Anak laki-laki itu mengenakan seragam putih abu-abu khas pakaian sekolah menengah atas Indonesia. Ia bersandar pada salah satu kursi taman Ueno Park, Jepang. Meskipun bingung, tapi aku ingat perasaan senang dan lega ketika melihat anak laki-laki Indonesia di tengah penduduk dan belantara Jepang yang sebenarnya sangat asing bagiku. Seketika aku merasa- selamat.
Aku berlari menghampiri anak laki-laki itu dan menangis di hadapannya sambil mengguncang-guncang lengan kanannya, meminta anak itu untuk menolongku.
“Kak, tolong cariin mama papaku-” Lagi-lagi aku mengulang-ulang kalimat itu, berharap agar anak itu mau membantuku.
“Hah, ini satu-satunya waktu istirahatku selama pelaksanaan olimpiade. Ini satu-satunya kesempatanku untuk menenangkan diri. Aku ini sangat lelah, tahu! Kenapa aku harus membantumu?” Anak laki-laki itu mendelik kesal.
“Karena...Karena...Karena kita sama-sama orang Indonesia. Tolong aku, Kak-“
“Memangnya kenapa kalau kita sama-sama orang Indonesia? Hei bocah, pergi saja sana! Minta tolong sama polisi Jepang. Mereka pakai seragam biru dan topi polisi biru. Jangan ganggu aku, suara tangisanmu cuma bikin pusing saja!” Anak laki-laki itu melepaskan genggaman tanganku dari lengannya dengan kasar.
“Kakak mau lombakan? Aku akan mendoakanmu supaya menang! Tolong aku, dan aku akan berdoa supaya Tuhan membantumu-“ Masih dengan suara terisak-isak aku berusaha meyakinkan anak laki-laki di hadapanku.
“Memangnya doa bisa membantuku! Doamu sudah tidak diperlukan lagi. Lagi pula kalau memang benar doa itu mujarab...Pasti orang itu-“ ucapan anak laki-laki itu tiba-tiba terhenti. Aku menatapnya dengan bingung, ada sinar kesedihan di dalam mata anak laki-laki itu. Namun, ketakutan akan bayangan tidak dapat bertemu dengan kedua orangtuaku lagi dan selamanya tersesat di Jepang tanpa bisa pulang ke rumah, semakin membuatku menangis frustasi.

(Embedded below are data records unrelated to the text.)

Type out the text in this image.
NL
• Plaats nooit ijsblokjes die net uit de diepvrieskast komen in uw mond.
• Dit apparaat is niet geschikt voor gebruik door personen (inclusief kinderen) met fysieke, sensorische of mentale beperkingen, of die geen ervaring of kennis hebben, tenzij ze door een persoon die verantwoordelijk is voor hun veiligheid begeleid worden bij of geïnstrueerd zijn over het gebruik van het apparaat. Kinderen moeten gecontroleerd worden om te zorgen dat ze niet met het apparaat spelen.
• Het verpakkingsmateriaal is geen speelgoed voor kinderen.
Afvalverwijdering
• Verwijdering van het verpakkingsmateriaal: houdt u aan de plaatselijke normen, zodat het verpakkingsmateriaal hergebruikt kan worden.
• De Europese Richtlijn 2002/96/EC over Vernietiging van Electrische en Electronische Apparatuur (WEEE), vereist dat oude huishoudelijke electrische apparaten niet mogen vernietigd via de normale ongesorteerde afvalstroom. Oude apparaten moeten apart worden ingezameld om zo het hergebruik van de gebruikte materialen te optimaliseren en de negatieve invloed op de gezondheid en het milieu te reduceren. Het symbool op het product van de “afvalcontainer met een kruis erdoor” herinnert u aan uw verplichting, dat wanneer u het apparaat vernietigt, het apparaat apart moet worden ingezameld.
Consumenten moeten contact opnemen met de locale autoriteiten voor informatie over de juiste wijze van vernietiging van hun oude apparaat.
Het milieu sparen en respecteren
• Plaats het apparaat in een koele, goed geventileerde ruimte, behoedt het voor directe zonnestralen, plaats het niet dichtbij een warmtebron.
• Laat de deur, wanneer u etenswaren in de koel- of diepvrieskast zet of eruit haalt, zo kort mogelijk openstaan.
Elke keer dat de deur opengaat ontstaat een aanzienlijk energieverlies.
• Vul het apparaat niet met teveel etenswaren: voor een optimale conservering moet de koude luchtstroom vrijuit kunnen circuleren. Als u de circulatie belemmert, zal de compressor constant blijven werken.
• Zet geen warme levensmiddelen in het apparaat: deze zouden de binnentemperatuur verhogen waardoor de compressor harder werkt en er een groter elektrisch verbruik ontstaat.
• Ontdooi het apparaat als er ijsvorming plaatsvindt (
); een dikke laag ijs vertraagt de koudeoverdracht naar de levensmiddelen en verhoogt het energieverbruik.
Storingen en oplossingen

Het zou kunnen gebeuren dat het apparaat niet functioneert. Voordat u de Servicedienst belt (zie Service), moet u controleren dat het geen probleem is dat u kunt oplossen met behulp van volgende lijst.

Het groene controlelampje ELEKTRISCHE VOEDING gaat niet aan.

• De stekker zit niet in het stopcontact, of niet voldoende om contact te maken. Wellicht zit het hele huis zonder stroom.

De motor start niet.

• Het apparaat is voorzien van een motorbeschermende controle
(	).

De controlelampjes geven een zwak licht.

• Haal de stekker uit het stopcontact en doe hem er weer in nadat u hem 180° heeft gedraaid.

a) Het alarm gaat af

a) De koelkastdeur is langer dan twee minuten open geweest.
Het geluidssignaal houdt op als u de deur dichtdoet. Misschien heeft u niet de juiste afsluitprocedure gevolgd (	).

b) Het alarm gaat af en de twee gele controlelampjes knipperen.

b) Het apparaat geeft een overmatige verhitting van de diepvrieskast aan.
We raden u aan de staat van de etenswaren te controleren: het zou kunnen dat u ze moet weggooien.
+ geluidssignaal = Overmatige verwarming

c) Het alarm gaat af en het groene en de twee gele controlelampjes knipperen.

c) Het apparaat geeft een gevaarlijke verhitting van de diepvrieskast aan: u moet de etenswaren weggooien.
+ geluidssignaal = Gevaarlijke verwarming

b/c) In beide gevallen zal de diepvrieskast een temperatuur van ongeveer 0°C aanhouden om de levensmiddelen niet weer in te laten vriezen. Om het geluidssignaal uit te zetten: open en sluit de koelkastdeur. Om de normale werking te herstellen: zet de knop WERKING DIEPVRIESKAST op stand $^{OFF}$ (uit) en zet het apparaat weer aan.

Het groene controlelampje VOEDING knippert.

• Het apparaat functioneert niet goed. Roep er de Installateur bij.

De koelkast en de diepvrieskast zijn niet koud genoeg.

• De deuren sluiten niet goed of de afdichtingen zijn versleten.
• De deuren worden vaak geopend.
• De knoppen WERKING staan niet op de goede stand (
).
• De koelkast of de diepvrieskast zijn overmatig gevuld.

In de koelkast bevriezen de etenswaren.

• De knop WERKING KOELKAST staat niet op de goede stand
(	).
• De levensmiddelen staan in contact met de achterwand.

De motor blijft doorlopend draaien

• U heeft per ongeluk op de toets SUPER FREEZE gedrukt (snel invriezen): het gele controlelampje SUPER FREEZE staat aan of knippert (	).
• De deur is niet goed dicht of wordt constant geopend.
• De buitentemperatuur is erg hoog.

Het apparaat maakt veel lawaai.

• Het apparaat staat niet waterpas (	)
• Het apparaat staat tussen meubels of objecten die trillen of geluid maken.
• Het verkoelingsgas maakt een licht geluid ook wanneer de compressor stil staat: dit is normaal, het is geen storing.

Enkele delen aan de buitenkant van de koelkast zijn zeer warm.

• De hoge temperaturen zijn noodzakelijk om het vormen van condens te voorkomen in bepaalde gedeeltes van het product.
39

“Aku akan memberimu satu hadiah lagi!” ucapku dengan lantang di sela-sela tangisan. Anak laki-laki itu menelengkan kepalanya keheranan, ia menatapku dengan lebih lekat. Meskipun mataku masih Dari dekat wajah anak laki-laki itu semakin terlihat tampan. Kulit pipinya terlihat sangat halus, bibirnya berwarna merah dan berkilau lembab. Lagi-lagi jantungku seperti sedang bermain roller coaster.
“Memang apa yang bisa kamu berikan padaku?” tanya anak itu.
“Saat besar nanti, aku akan menikahimu! Itu hadiahku!” Sambil tersedu-sedu, aku berusaha menatap mata anak laki-laki itu untuk menunjukkan kesungguhanku, bukan hanya sekadar janji anak sekolah dasar tanpa bisa dipercaya.
Anak laki-laki itu meringis kecut, tapi ia berdiri dan menyampirkan jaket almamater sekolah berwarna abu-abu tua di tangan kirinya, lalu berkata, “Dasar cengeng! Bagaimana bisa anak seumurmu masih tersesat? Selain itu, kalau kamu mau menikahiku, kamu harus lebih pintar dariku, dan harus sangat-sangat cantik! Cepat, kita harus berkeliling mencari orang tuamu!”
Tentu saja aku merasa teramat gembira ketika anak laki-laki itu membantuku. Aku melihat papan bertuliskan nama Gerald di dada kiri jaket almamater sekolah anak laki-laki itu.
“Jadi, nama Kakak, Gerald, ya? Namaku Sophie Amalia. Kakak sekolah di SMA Angkasa?” Aku melangkahkan kakiku lebar-lebar, berusaha menyamakan jarak dengan anak laki-laki itu sambil mengusap air mata di pipiku. Akan tetapi anak itu hanya menjawabku dengan satu kata, “Hmm!”
“Kakak kelas berapa?” tanyaku kembali.
“Satu SMA.” Jawaban Gerald sangat singkat dan padat.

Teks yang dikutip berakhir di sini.